Ma quali erano le motivazioni che spinsero Vincenzo al clamoroso gesto? Alcuni hanno ipotizzato un furto su commissione di un truffatore argentino, che ne avrebbe volute vendere sei copie agli statunitensi. In realtà Peruggia affermò sempre di aver compiuto il furto per patriottismo in quanto la visione su un opuscolo del Louvre di quadri italiani portati in Francia da Napoleone Bonaparte provocò in lui un senso di vendetta: voleva restituire all’Italia almeno uno di quei dipinti, non importava quale. Inizialmente aveva pensato alla Bella Giardiniera, ma le dimensioni esagerate del quadro lo avevano dissuaso. In realtà la Gioconda non fece mai parte del bottino di guerra napoleonico: infatti fu portata in Francia dallo stesso Leonardo dove ne è attestata la presenza fra le collezioni reali già dal 1625.

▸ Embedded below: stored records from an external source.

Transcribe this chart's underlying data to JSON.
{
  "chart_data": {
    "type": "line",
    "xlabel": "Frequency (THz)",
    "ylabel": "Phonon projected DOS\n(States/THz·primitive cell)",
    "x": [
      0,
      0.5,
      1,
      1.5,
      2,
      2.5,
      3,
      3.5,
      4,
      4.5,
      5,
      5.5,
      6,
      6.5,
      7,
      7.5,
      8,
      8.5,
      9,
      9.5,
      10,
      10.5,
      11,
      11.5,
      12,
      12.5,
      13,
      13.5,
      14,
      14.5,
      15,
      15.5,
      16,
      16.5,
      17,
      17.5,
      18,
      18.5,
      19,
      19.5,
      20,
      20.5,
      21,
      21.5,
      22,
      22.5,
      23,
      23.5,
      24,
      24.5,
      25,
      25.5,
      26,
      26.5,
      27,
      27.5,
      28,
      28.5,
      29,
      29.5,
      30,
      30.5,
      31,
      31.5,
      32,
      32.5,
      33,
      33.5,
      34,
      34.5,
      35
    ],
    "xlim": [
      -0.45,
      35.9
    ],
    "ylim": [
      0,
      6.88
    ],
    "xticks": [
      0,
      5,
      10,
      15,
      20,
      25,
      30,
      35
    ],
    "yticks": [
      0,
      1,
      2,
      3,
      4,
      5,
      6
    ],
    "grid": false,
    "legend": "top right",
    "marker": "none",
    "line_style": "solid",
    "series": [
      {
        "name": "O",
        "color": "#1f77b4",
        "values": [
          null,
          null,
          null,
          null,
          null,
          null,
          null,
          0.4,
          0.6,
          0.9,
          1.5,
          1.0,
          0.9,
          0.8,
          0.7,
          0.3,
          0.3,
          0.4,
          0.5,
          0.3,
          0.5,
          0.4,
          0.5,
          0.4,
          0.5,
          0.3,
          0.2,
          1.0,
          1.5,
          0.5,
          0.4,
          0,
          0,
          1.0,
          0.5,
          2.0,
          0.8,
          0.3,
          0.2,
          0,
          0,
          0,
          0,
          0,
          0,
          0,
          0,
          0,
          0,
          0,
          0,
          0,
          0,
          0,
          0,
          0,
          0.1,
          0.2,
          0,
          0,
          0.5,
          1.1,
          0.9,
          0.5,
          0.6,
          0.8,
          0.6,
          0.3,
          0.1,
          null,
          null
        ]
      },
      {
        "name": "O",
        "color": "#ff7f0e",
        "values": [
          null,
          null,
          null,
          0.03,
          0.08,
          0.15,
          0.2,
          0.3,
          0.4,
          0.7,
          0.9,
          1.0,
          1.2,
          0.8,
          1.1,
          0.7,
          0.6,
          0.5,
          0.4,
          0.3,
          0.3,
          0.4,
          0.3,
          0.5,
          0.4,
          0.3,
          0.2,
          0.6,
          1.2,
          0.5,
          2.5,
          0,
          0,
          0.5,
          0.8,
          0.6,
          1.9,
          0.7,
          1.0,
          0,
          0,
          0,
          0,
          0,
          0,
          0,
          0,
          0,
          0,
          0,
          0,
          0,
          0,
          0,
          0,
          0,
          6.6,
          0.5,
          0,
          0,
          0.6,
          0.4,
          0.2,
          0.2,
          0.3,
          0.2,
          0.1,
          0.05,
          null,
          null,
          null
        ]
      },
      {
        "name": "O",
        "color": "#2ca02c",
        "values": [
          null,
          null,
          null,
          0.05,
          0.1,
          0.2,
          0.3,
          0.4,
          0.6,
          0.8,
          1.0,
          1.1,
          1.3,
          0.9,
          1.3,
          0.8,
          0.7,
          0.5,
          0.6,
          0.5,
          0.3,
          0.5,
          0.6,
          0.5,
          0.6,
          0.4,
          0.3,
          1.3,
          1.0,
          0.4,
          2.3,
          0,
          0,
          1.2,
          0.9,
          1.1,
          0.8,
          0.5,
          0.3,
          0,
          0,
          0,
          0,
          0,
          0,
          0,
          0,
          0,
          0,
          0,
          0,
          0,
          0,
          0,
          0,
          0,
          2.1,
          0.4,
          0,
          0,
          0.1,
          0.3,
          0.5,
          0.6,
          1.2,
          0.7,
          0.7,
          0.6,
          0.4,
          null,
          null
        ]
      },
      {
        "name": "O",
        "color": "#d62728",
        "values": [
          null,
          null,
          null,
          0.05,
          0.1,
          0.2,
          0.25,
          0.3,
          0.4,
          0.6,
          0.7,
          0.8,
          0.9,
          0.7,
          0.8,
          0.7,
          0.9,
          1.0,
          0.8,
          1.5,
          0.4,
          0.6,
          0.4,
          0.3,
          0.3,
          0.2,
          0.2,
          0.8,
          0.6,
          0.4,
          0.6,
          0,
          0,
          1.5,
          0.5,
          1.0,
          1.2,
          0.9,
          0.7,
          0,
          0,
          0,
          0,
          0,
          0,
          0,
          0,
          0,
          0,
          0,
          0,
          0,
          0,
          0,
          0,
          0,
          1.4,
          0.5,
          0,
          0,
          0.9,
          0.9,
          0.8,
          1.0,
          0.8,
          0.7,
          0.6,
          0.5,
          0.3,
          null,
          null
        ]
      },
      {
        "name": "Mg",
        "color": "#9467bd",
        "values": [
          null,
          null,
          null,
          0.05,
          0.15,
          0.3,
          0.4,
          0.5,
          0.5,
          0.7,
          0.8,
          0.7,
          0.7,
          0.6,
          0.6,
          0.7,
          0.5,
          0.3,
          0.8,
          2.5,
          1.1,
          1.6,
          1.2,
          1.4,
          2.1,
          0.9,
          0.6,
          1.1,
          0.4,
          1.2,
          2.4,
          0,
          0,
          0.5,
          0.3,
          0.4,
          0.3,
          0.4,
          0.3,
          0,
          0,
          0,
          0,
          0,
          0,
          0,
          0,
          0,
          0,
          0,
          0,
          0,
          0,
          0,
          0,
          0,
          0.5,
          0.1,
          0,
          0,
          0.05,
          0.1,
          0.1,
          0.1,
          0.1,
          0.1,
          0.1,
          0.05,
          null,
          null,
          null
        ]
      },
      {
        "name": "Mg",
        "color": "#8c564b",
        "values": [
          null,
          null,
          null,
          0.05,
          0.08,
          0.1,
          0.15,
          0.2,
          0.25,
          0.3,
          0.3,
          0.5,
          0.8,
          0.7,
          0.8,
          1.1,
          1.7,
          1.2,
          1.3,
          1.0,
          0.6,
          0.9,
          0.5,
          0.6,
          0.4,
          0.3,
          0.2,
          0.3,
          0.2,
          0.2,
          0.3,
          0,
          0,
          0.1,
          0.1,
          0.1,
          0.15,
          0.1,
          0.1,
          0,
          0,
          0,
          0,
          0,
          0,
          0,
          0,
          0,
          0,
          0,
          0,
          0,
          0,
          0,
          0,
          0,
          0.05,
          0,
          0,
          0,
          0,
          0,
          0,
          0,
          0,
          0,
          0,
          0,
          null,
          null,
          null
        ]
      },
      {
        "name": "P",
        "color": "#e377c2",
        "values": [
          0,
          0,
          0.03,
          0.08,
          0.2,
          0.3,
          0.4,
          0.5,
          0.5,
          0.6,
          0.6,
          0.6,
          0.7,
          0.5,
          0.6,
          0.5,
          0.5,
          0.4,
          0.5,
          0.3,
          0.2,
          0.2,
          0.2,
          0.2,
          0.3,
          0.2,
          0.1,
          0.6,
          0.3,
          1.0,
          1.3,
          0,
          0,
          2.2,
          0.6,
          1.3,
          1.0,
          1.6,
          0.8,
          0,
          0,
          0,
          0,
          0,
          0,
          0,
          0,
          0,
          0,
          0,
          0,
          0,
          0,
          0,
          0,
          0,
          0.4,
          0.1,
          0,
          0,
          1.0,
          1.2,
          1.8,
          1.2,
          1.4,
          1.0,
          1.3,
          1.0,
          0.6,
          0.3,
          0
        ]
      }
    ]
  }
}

Insomma: ladro o patriota? Sta di fatto che giunto di fronte al tribunale, come abbiamo detto la condanna fu estremamente lieve ed anzi, non appena pronunciata, di fatto Vincenzo fu immediatamente liberato e, uscendo dal carcere, un gruppo di studenti che lo attendeva gli consegnò a nome di tutti gli italiani a titolo di ringraziamento la cifra di 4.500 lire fonte di una colletta che aveva visto una notevole adesione.